For **logistic regression**, which has a binary dependent variable, we use the equation $logit(p_i) = ln(\frac{p_i}{1-p_i}) = \beta_0 + \beta_1x_{1,i} + ... + \beta_nx_{n,i}$.



## Bias Variance Trade-Off

- **Bias** measures how accurate the model is likely to be on future data.
- Generally, linear algorithms have a high bias. They are likely to perform better on new data, but they are also simple and less flexible.
- **Variance** measures the sensitivity of the model towards the training data, or how much the model reacts when input data is changed.
- Ideally, variance is low and the model doesn't change much because the algorithm is well-suited to the underlying patterns in the training dataset. Another way to say this, is the model is more generalizable.
- We want both low bias and low variance. However, the **bias variance trade-off** has an inverse relationship. An increase in one often leads to a decrease in the other.

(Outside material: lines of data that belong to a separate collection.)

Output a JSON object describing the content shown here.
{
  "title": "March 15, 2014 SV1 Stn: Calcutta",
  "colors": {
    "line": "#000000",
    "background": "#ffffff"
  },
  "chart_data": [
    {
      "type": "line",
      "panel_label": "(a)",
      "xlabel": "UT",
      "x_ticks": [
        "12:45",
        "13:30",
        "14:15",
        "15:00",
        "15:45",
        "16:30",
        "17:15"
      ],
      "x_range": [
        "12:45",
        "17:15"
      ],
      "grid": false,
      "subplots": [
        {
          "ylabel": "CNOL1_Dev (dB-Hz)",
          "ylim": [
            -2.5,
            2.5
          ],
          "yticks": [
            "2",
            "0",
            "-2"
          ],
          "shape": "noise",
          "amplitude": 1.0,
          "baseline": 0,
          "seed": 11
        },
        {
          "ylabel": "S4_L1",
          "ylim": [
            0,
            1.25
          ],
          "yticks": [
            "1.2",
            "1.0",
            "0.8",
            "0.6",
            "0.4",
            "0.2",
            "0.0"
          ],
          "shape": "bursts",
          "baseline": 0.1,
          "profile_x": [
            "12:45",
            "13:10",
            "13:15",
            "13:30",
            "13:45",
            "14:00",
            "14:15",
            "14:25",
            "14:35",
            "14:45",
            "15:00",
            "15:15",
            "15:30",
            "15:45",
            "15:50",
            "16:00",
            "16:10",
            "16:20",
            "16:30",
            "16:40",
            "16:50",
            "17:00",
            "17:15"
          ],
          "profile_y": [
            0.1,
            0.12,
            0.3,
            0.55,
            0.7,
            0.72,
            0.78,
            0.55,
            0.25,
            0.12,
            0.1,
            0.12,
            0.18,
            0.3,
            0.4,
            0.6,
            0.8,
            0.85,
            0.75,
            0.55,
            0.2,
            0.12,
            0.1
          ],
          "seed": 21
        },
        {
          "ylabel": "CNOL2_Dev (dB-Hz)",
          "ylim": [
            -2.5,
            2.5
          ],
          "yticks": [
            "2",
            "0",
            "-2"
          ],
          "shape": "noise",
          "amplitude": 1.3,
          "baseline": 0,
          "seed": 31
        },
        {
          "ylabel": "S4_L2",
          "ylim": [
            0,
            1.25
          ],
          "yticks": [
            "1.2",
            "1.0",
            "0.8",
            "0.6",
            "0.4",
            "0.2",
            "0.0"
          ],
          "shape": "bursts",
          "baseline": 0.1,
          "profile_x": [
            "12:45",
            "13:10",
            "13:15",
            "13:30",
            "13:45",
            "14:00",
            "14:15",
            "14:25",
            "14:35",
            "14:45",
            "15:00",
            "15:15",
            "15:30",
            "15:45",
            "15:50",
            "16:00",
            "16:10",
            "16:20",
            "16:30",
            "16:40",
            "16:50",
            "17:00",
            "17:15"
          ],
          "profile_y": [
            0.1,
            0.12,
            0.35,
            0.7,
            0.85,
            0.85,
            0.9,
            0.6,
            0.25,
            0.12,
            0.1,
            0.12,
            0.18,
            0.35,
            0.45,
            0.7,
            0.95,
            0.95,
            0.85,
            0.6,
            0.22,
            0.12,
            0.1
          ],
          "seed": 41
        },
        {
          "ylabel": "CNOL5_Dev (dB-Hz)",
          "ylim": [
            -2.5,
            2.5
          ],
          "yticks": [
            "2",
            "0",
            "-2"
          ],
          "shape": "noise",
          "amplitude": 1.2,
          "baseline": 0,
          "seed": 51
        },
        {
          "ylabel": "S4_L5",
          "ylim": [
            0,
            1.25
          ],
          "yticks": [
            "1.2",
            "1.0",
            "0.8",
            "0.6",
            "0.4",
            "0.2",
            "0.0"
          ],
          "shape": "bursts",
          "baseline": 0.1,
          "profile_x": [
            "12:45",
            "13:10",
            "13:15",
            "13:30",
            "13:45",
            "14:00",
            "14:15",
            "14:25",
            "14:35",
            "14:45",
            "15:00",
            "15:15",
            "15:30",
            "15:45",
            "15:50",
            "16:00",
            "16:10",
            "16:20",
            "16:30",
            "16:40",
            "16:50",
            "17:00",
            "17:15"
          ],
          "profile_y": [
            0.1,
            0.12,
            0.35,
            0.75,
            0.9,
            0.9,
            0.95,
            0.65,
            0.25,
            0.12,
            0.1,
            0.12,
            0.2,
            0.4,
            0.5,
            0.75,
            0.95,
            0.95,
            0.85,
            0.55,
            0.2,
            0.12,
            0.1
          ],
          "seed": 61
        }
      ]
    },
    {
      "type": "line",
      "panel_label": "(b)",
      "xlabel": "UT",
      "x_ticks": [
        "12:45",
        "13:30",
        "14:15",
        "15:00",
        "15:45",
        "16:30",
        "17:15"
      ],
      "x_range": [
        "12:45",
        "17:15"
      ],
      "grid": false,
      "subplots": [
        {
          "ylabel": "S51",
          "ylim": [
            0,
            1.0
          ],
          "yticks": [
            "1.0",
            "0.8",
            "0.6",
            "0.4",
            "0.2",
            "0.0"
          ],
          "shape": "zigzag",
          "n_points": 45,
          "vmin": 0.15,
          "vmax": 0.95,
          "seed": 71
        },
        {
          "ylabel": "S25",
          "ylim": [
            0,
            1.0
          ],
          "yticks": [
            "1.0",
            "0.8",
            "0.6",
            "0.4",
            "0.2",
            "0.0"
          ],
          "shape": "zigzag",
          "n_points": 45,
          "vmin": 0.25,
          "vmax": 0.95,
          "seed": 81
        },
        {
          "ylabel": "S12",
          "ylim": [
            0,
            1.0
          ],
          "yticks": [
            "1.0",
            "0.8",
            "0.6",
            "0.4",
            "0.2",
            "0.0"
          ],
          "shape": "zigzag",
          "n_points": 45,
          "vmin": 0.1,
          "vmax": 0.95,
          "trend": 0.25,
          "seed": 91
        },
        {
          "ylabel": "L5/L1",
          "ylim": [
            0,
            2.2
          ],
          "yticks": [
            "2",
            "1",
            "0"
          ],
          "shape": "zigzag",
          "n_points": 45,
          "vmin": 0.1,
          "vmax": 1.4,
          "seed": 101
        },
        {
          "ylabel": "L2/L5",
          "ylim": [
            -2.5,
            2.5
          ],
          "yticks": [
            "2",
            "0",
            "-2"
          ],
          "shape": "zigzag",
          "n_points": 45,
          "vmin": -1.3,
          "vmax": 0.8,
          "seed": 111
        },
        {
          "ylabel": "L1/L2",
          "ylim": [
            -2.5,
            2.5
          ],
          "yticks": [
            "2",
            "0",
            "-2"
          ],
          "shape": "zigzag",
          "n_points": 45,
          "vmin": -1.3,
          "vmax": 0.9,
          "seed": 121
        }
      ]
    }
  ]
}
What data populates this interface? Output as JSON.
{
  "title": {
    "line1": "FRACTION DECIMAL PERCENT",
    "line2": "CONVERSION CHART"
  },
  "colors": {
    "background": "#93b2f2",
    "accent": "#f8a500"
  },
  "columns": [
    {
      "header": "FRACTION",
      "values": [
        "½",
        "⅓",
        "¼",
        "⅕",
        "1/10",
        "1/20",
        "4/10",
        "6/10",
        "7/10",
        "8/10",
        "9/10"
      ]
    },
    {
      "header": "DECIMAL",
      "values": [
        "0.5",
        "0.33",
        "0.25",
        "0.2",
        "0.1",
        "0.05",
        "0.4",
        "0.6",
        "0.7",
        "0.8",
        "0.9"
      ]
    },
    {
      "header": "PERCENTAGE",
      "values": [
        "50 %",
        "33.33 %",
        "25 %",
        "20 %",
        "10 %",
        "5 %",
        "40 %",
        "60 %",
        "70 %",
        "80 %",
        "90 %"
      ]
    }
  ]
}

![](../img/bias-variance.jpg)

## Overfitting and Underfitting

- **Overfitting** occurs when a model learns every pattern and noice in the data to such an extent that it affects the performance of the model on unseen data. It interprets noice as patterns.
    - This happens when a model has low bias and higher variance.
    - To prevent overfitting, try:
        - Cross-validation
        - If the training data is too small, add more examples
        - If the training data is too large, feature selection
        - Regularization
- **Underfitting** occurs when the model fails to learn from the training dataset and is also not able to generalize the test dataset. This usually leads to low training and test accuracy.
    - This happens when a model has high bias and low variance.
    - To prevent underfitting, try:
        - Increasing the model complexity
        - Increasing the number of features in the training data
        - Removing noise from the data

## Paradigms

- **Statisticians paradigm** has the goal of understanding underlying causal relationships (inferential)
    - General question: "What is the causal effect of changes in an independent variable on changes in a dependent variable?"
    - Consistency and bias are important
- **Predictive paradigm** has the goal of prediction and pattern recognition
    - General question: "How accurately can we predict a dependent variable based on independent variables?"
    - Goodness-of-fit takes precedence over bias and efficiency

## Hypothesis Testing

We are hypothesis testing, for each coefficient, if it explains the variance in the dependent variable.

$H_0: B_1=0$

$H_A: B_1\ne0$

To test, we use a **t-test**, a test statistic for each coefficient: $t=\frac{m-\mu}{s/\sqrt{n}}$

## Cautions

- Regression finds correlations in data, it does not necessarily imply causation.


## Evaluating the Model

- R-Squared (R2), also known as the coefficient of determination, represents the amount of variation explained / captured by the model
    - Ranges between 0-1
    - The higher it is, the better the fit
    - $R^2=1-\frac{RSS}{TSS}$
        - Where RSS is the Residual Sum of Squares: $RSS=\sum(y-\beta_0-\beta_1x_1-...-\beta_nx_n)^2$
        - Where TSS is the Total Sum of Squares: $TSS=\sum(y-\bar{y})^2$
            - Where $\bar{y}$ is the mean of the data points

## Improving the Model

- Look for **multicollinearity**, or relationships between independent variables. Remove redundancy when you identify it because it can make it difficult to determine which variable is contibuting towards the prediction of the dependent variable. Find multicollinearity by:
    - Correlation
    - **Variance Inflation Factor** (VIF) explains the relationship between two independent variables: $VIF=\frac{1}{1-R^2}$
        - If VIF > 10, then the value is high and it should be dropped. 5 < VIF < 10, then inspect, and VIF < 5 is a good value. 
- Spend time on feature selection, especially when there are many features.